Author reading at the Mono Lake Committee: Relicts of Beautiful Sea with Christopher Norment

This post was written by Barbara Ball, 2014 Information Center & Bookstore Manager.

Along a tiny spring in a narrow canyon near Death Valley, seemingly against all odds, an Inyo Mountain slender salamander makes its home. “The desert,” writes author Christopher Norment, “is defined by the absence of water, and yet in the desert there is water enough, if you live properly.” Relicts of a Beautiful Sea explores the existence of rare, unexpected, and sublime desert creatures such as the black toad and four pupfishes unique to the desert West.

Join us here at the Mono Lake Committee this coming Wednesday, October 15 at 1:00pm for a chance to meet Norment and hear him read excerpts from his book. Here at the edge of the desert West, it should be a fun afternoon with great conversation!

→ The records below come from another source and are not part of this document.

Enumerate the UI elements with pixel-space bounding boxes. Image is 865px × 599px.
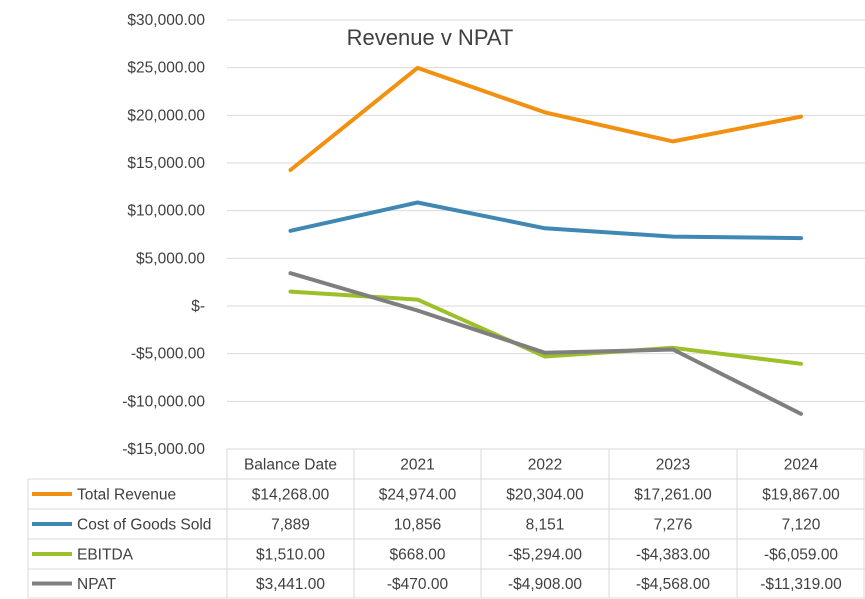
table-cell: 7,276 — [654, 517, 693, 534]
y-tick-label: $10,000.00 — [127, 203, 205, 220]
series-line — [288, 200, 803, 241]
y-tick-label: -$5,000.00 — [131, 346, 205, 363]
table-cell: -$6,059.00 — [764, 547, 838, 564]
table-header-cell: 2022 — [528, 457, 562, 474]
series-line — [288, 65, 803, 172]
table-cell: -$11,319.00 — [760, 576, 842, 593]
table-header-cell: 2021 — [400, 457, 434, 474]
table-cell: 7,889 — [271, 517, 310, 534]
table-cell: -$4,908.00 — [508, 576, 582, 593]
table-header-cell: 2024 — [784, 457, 819, 474]
series-lines — [288, 65, 803, 416]
table-cell: -$470.00 — [387, 576, 449, 593]
y-tick-label: -$15,000.00 — [122, 441, 205, 458]
table-cell: 10,856 — [394, 517, 441, 534]
legend-label: EBITDA — [77, 547, 134, 564]
legend-label: Cost of Goods Sold — [77, 517, 211, 534]
y-tick-label: $20,000.00 — [127, 107, 205, 124]
y-axis-ticks: $30,000.00 $25,000.00 $20,000.00 $15,000.00… — [122, 12, 205, 458]
table-header-cell: Balance Date — [244, 457, 337, 474]
y-tick-label: $30,000.00 — [127, 12, 205, 29]
table-header-cell: 2023 — [656, 457, 690, 474]
table-cell: -$4,568.00 — [636, 576, 710, 593]
table-cell: 8,151 — [526, 517, 565, 534]
table-cell: -$5,294.00 — [508, 547, 582, 564]
table-cell: $24,974.00 — [379, 487, 457, 504]
table-cell: 7,120 — [782, 517, 821, 534]
y-tick-label: $25,000.00 — [127, 60, 205, 77]
table-cell: $19,867.00 — [762, 487, 840, 504]
legend-label: Total Revenue — [77, 487, 176, 504]
y-tick-label: -$10,000.00 — [122, 393, 205, 410]
y-tick-label: $5,000.00 — [136, 250, 205, 267]
table-cell: $14,268.00 — [252, 487, 330, 504]
gridlines — [227, 19, 865, 402]
table-cell: $3,441.00 — [256, 576, 325, 593]
table-cell: $1,510.00 — [256, 547, 325, 564]
table-cell: $668.00 — [389, 547, 445, 564]
table-cell: -$4,383.00 — [636, 547, 710, 564]
y-tick-label: $- — [191, 298, 205, 315]
table-cell: $20,304.00 — [506, 487, 584, 504]
legend-label: NPAT — [77, 576, 117, 593]
table-cell: $17,261.00 — [634, 487, 712, 504]
data-table: Balance Date 2021 2022 2023 2024 Total Revenu… — [27, 448, 865, 599]
chart-title: Revenue v NPAT — [347, 25, 514, 50]
series-line — [288, 271, 803, 416]
y-tick-label: $15,000.00 — [127, 155, 205, 172]
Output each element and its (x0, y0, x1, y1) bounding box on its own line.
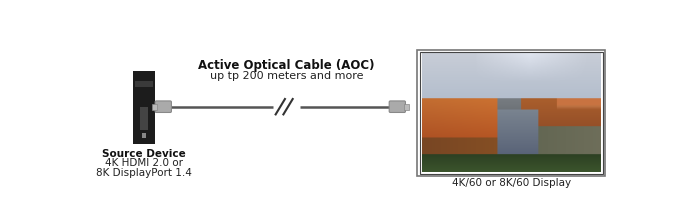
Text: up tp 200 meters and more: up tp 200 meters and more (209, 71, 363, 81)
Text: Active Optical Cable (AOC): Active Optical Cable (AOC) (199, 59, 375, 72)
Text: 8K DisplayPort 1.4: 8K DisplayPort 1.4 (96, 168, 192, 177)
Bar (152, 104, 157, 110)
Bar (141, 133, 146, 138)
Bar (420, 52, 602, 174)
Text: 4K HDMI 2.0 or: 4K HDMI 2.0 or (105, 158, 183, 168)
Bar (403, 104, 409, 110)
Text: Source Device: Source Device (102, 149, 186, 159)
Text: 4K/60 or 8K/60 Display: 4K/60 or 8K/60 Display (452, 178, 571, 188)
Bar (133, 70, 155, 144)
Bar (135, 81, 153, 87)
FancyBboxPatch shape (389, 101, 405, 112)
FancyBboxPatch shape (155, 101, 171, 112)
Bar (140, 107, 148, 130)
Bar (418, 50, 605, 176)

In this climate of extremes, beset by conflicts over water rights, each species illustrates the work of natural selection and the importance of conservation. This is also a story of persistence—for as much as ten million years—amid the changing landscape of western North America. By telling the story of these creatures, Norment illustrates the beauty of evolution and explores ethical and practical issues of conservation: what is a four-inch-long salamander worth, hidden away in the heat-blasted canyons of the Inyo Mountains, and what would the cost of its extinction be? What is any lonely and besieged species worth, and why should we care?

Christopher Norment is a professor of environmental science and biology at the College at Brockport, State University of New York, and is the author of In the Memory of the Map: A Cartographic Memoir and Return to Warden’s Grove: Science, Desire, and the Lives of Sparrows.